Jaime ducked as his enemy swung at him, his head spinning like lunacy (what the fuck is happening to me?), and crouching he lunged swiftly for his sword where it lay red on the ground, red… alongside his right hand.
He remembered his skull caving in on itself and taking his mind with it as torn muscle, bone and flesh suddenly came alive with agony, and his eyelids were flickering and trapping him inside them as he fell.
He remembered torrents of blood exploding from the throat of the man who had crippled him and spilling like rubies across a sword wielded by a deathly pale young girl with no armour on, her hair and clothes wet with blood.
He remembered her pouring wine down his throat, red wine; not stopping as he gagged and choked and dying men screamed around him and voices babbled on and on too loudly far too loudly
'The safest thing would be to take the whole arm,' a venerable voice was opinionating, 'it will very likely be necessary in any case.'
'You do anything of the sort and I'll stick a sword in your guts. Losing his arm will kill him.'
'Keeping his arm may kill him.'
'You know perfectly well that's not what I mean.'
Silence, and screaming, more silence; darkness, then light, too much of it, far too much; and bells, why the fuck were they ringing bells, and his head so light so heavy, eyesight an agony, breathing an agony, the world a shattered mirror, and Arya's face filling his vision, her grey wolf eyes like the rain.
'Stop pretending you can't hear me. Just stop. Just open your mouth and make a sound so I know you're…Jaime. Jaime. JAIME, FOR FUCK'S SAKE, SAY SOMETHING!'
A stone ceiling and the smell of salt and smoke, an emptiness at one end of his right arm, and his head turning in the direction of an open window, the sun shining and the sky colours turned to black and grey and white, and silence, the silence and the smell.

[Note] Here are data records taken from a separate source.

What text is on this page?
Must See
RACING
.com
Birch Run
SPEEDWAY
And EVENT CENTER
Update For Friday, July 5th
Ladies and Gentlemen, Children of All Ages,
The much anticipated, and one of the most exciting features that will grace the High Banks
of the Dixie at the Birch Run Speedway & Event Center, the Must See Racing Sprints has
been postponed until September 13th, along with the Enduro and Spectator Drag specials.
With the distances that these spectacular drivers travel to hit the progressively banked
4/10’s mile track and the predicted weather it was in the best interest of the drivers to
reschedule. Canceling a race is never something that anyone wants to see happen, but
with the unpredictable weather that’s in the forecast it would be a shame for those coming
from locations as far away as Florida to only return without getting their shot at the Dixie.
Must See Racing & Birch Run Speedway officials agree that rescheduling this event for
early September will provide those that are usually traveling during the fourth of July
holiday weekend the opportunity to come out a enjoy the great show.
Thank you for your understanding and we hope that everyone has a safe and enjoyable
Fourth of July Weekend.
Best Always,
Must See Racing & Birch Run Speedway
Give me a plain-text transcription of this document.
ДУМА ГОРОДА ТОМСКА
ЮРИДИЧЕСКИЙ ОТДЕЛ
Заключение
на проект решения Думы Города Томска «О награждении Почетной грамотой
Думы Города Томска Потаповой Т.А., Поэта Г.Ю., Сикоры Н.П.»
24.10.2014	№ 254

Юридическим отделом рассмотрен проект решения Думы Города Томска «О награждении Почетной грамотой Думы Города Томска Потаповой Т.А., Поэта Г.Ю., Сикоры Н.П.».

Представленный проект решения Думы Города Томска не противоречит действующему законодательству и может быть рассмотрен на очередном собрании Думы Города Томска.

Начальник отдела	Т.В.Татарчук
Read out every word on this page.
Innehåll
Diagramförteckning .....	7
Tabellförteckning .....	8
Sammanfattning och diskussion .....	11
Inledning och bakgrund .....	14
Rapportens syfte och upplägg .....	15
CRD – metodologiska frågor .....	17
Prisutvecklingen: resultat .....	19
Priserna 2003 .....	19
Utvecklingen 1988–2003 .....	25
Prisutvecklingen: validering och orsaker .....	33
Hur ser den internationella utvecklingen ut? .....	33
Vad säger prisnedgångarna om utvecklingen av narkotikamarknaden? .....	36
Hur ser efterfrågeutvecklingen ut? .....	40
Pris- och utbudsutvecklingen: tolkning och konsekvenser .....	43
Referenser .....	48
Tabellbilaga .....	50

Cersei's hands caressing his face, her gown Lannister crimson, her eyes dark green with horror, her golden hair beautiful, beautiful.
'You're so thin,' she whispered, her voice hoarse in her throat.
He wanted to hug her. Why wasn't she hugging him?
'Who did this to you? Who?'
And he remembered inhaling smoke and ruin and blackened flesh, and saying
'You did.'
Cersei turning away from him, a door slamming, a jolt in his heart, not meaning it, not believing it. And knowing that she would return; knowing that she would know. She would come to him, because he could not go to her. He hurt too much. Too much.
A stone ceiling. The smell. The flame. Burn them all, he kept saying. Burn them all.
Father dead behind his desk. A shadow on the floor. A girl gasping in ecstasy. And a small boy falling from a window, his spine shattering as he hit the ground.